Fish such as the North Sea cod, Barents Sea cod and the Northern cod, off Newfoundland, have halved the age at which they reproduce in response to fishing pressure.
This phenomenon has also been observed in plaice, sole, American plaice and yellow croaker, a fish found in Chinese waters, according to Ulf Dieckmann, from the International Institute for Applied Systems Analysis in Austria.
Dr Dieckmann told a meeting at the Catholic University of Leuven, Belgium, that it was possible to demonstate, from excellent records compiled in the 1930s, that the age at which the Barents Sea cod first reproduced had reduced from ten years then to five years today.
The size at which the cod reproduced had fallen from 90-100 cms to 75 cms. The cod also produced half the eggs that they did in the 1930s, so the changes caused the stock to be over-fished faster.
Dr Dieckmann said: "It was thought that these changes would only occur over millennia.

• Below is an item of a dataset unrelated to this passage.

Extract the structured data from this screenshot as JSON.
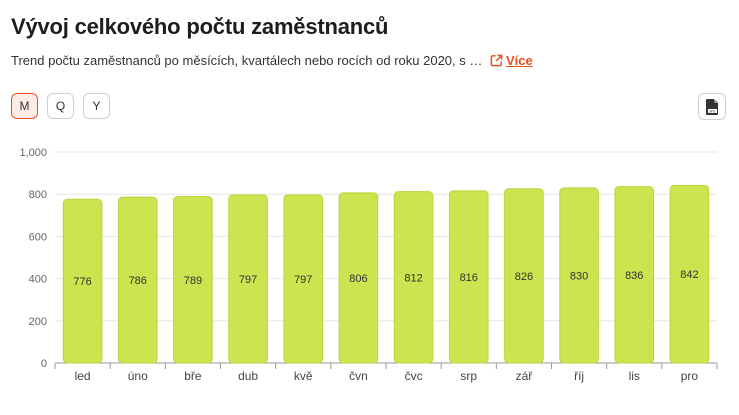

But it is becoming clear that significant evolution can take place within 20 years if the forces driving it are strong - and in fisheries they have been."
Dr Dieckmann said that evolution caused by over-fishing took a longer to recover from than it did to cause: if the Barents Sea was closed to fishermen, it would take 250 years for cod to return to spawning at 10 years old.
"This is a Darwinian debt that will have to be paid back by future generations," he added.
Dr Dieckmann said evolution caused by commercial fisheries had played an overlooked part in the collapse of the Northern cod off Newfoundand in 1992, the most disastrous crash yet of a major commercial fish species.
He said that from 1985 a downward trend in the size of spawning cod was detectable off and should have led to "a more precautionary approach" in setting catch quotas.